Al piano superiore una grande sala degustazione e ricevimenti; un ambiente unico e spazioso con grandi vetrate ai lati in cui la vista apre sulle colline vitate italiane che danno vita allo spumante italiano più bevuto al mondo. Un unicum visivo in cui il “dentro” ed il “fuori” si fondono coinvolgendo il visitatore a 360 gradi.
È Graziano Merotto, patron e fondatore dell’azienda, a fare gli onori di casa e ad introdurre alla degustazione delle etichette della cantina. Sguardo sereno, sorriso appena accennato, ma nel quale leggi grande apertura d’animo.
Mani grandi, dalla stretta possente ma accogliente. Una storia che parte da lontano la sua, legata al territorio come le radici di quelle viti che fanno l’occhiolino da sotto la pioggia.
Diploma alla Scuola Enologica di Conegliano e una avventura che inizia nel 1972, quando Graziano Merotto fonda la sua cantina, anche se l’amore per la terra gli era già stato trasmesso tempo addietro, dal nonno Agostino.
Già l’anno seguente, nel 1973, l’acquisto di un appezzamento, la Particella 86, ancora oggi fiore all’occhiello dell’azienda. Anni a produrre vini col fondo a rifermentazione naturale in bottiglia, rigorosamente da uve Glera, fino all’introduzione, nel 1979, della prima autoclave in azienda.
Sempre con un obiettivo, allora come oggi – ci tiene a precisare Graziano Merotto – che è quello di fare un prodotto di una certa qualità…”
Un totale di 600 mila bottiglie annue, divise fra le varie etichette commercializzate al 70% sul mercato italiano. L’estero si concentra in Europa, Stati Uniti e Russia con una recente apertura verso Giappone e Messico.
Trenta ettari, suddivisi in 9 località differenti (tutte collinari), croce e delizia di questa realtà come dice Mark Merotto enologo della cantina. La fortuna di poter vinificare da areali diversi, la sfortuna di non poter gestire tutto in un’unica soluzione.

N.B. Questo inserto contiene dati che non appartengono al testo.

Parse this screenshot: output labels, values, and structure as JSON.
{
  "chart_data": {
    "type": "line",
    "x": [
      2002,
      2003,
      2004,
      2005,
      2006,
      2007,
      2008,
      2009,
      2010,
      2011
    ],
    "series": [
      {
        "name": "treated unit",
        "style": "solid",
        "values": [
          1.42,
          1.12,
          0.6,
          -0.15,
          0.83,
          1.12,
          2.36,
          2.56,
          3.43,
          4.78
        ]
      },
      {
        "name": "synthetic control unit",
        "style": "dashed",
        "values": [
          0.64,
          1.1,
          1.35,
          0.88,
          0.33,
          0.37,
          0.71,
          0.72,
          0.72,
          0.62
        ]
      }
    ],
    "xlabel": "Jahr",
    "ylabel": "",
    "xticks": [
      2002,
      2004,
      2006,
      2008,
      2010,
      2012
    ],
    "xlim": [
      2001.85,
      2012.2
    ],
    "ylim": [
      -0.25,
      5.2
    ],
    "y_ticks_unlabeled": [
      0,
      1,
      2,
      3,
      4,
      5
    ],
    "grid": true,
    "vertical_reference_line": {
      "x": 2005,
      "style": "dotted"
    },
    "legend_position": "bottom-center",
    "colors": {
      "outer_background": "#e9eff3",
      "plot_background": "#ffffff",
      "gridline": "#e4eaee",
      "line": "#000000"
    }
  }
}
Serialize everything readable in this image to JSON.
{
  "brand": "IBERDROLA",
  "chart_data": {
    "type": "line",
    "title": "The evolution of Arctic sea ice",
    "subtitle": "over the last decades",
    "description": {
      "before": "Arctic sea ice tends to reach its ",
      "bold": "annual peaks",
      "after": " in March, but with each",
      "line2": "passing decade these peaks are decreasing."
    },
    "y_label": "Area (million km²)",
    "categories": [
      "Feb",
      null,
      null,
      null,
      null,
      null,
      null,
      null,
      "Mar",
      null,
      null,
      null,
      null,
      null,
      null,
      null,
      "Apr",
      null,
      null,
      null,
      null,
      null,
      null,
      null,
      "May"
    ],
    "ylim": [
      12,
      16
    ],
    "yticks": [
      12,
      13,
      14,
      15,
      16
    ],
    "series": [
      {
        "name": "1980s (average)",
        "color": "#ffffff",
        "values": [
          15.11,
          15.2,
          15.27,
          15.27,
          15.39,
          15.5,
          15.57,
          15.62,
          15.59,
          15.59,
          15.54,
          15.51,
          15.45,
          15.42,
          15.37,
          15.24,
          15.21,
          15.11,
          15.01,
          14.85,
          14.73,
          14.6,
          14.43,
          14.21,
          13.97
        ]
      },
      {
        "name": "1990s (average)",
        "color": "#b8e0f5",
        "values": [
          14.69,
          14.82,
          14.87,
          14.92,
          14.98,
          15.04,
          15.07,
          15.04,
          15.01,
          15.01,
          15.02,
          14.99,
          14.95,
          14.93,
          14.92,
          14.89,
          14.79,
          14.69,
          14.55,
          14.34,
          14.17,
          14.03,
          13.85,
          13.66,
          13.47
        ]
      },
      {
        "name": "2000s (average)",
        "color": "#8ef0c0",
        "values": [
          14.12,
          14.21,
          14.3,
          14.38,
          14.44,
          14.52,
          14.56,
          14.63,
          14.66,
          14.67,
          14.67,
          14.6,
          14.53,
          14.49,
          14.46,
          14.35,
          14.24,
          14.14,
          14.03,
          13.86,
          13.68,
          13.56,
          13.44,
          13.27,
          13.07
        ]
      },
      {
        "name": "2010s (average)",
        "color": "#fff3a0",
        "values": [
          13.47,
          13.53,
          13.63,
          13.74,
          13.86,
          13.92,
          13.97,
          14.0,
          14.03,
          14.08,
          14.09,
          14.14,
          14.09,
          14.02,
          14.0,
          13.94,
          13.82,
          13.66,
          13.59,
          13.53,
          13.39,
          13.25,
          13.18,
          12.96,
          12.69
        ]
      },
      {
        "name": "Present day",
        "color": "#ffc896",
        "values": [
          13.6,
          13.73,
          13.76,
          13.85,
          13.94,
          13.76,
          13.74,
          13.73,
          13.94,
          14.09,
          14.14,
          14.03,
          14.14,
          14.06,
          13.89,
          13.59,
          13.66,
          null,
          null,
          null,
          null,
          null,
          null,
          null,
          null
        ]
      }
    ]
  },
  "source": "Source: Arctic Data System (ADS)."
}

Alle uve di proprietà si affiancano quelle acquistate dai conferitori, seguiti dallo stesso perito agrario per garantire uniformità qualitativa. Parlare con Mark è un modo per conoscere non solo la realtà di Merotto ma anche le differenze e le sfumature di un territorio spesso non compreso fino in fondo dal consumatore.
Diventa così chiaro come forse sarebbe più corretto parlare “dei Prosecchi” più che “del Prosecco“. Perché sono profonde le differenze fra le uve e i vini prodotti in pianura e quelli prodotti nell’area collinare e prealpina (quella ormai famosa come patrimonio Unesco).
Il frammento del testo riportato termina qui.